Pierce continuó por el pasillo y en otra habitación vio al detective Renner. Estaba solo y paseaba a lo largo de la cama. Las sábanas y las mantas estaban retiradas y se veía una gran mancha de sangre en el colchón.
Pierce siguió avanzando y en otra habitación estaba Lilly Quinlan, tan quieta como un maniquí. La habitación estaba oscura. Ella estaba desnuda y tenía la mirada fija en la televisión. Aunque Pierce no veía la pantalla desde el ángulo en el que se encontraba, el brillo azul que proyectaba en el rostro de Lilly la hacía parecer muerta. Dio un paso hacia el interior de la habitación para ver cómo estaba y ella lo miró. Lilly sonrió y él sonrió y se volvió para cerrar la puerta, pero descubrió que no había puerta en la habitación. Cuando se volvió hacia ella en busca de una explicación, la cama estaba vacía y sólo la televisión permanecía encendida.
17
Exactamente a mediodía del domingo el sonido del teléfono despertó a Pierce. Un hombre dijo:
– ¿Es demasiado temprano para hablar con Lilly?
– No, en realidad es demasiado tarde -dijo Pierce.
Colgó y miró el reloj. Pensó en el sueño que había tenido y empezó a interpretarlo, pero de pronto dejó escapar un gemido cuando se entrometió en sus pensamientos el primer recuerdo del resto de la noche: la llamada a Nicole. Salió del saco de dormir y bajó de la cama para darse una larga ducha mientras pensaba en si debía volver a llamarla para disculparse. Pero ni siquiera el agua caliente podía borrar la vergüenza que sentía. Decidió que lo mejor sería no volver a llamarla ni tratar de explicarse. Intentaría olvidarse de lo que había hecho.
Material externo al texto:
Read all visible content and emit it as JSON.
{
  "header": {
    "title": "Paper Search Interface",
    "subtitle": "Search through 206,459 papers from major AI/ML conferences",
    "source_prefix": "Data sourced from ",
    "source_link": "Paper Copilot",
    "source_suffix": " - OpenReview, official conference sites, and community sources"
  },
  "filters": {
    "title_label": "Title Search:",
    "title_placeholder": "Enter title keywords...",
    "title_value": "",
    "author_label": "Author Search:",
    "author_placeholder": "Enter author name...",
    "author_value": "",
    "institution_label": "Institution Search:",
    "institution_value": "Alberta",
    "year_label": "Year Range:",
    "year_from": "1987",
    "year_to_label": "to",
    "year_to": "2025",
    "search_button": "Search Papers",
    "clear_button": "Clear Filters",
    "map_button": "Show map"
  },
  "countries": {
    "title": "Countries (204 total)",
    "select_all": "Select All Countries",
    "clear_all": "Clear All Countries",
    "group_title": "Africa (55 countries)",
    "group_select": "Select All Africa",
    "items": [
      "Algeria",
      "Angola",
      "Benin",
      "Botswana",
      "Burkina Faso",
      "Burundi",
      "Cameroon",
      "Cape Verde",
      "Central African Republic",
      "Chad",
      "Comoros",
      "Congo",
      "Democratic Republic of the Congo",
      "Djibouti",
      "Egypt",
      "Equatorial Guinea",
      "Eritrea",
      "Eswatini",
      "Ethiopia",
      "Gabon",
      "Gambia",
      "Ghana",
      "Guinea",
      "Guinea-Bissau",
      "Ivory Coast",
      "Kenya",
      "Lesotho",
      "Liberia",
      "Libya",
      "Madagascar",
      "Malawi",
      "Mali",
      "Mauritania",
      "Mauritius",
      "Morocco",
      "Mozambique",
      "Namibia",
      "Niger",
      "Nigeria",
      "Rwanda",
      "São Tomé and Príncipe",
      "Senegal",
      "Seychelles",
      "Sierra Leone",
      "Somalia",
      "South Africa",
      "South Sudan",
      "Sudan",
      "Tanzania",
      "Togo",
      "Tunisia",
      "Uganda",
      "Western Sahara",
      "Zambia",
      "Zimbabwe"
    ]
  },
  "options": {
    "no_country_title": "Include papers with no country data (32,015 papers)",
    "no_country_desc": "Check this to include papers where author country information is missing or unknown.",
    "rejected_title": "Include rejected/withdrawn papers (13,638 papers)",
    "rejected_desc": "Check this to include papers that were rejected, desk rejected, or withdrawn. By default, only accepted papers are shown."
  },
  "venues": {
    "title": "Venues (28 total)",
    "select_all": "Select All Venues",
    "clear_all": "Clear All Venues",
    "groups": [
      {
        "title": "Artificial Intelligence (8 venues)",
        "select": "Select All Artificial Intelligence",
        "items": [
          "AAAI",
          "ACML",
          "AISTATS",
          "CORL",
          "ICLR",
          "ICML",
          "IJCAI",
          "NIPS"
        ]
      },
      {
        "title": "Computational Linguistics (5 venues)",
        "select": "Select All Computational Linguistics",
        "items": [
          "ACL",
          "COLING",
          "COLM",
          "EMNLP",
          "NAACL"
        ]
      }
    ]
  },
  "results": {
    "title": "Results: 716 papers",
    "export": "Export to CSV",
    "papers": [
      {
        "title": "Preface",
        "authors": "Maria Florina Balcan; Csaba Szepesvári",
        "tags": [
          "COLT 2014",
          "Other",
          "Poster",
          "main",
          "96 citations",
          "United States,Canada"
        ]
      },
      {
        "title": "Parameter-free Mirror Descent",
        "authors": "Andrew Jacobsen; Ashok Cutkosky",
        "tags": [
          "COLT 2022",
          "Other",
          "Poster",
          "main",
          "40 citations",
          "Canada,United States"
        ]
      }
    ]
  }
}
Para cuando terminó de vestirse, su estómago ya le exigía comida a gritos. El problema era que no había nada en la cocina, no tenía dinero y su tarjeta del cajero automático estaba agotada hasta el lunes. Sabía que podía ir a un restaurante o una tienda de comestibles y utilizar una tarjeta de crédito, pero eso le llevaría demasiado tiempo. Había salido de la vergüenza de la llamada a Nicole y el bautismo de la ducha con el deseo de dejar atrás el episodio de Lilly Quinlan y permitir que la policía se hiciera cargo del asunto. Tenía que volver al trabajo. Y sabía que cualquier retraso en llegar a Amedeo podía minar su resolución.
A la una en punto estaba entrando en las oficinas. Hizo una señal con la cabeza al vigilante de seguridad, pero no se dirigió a él por su nombre. Era uno de los nuevos contratados de Clyde Vernon y siempre había tratado con frialdad a Pierce, que esta vez se sintió satisfecho de devolverle el favor.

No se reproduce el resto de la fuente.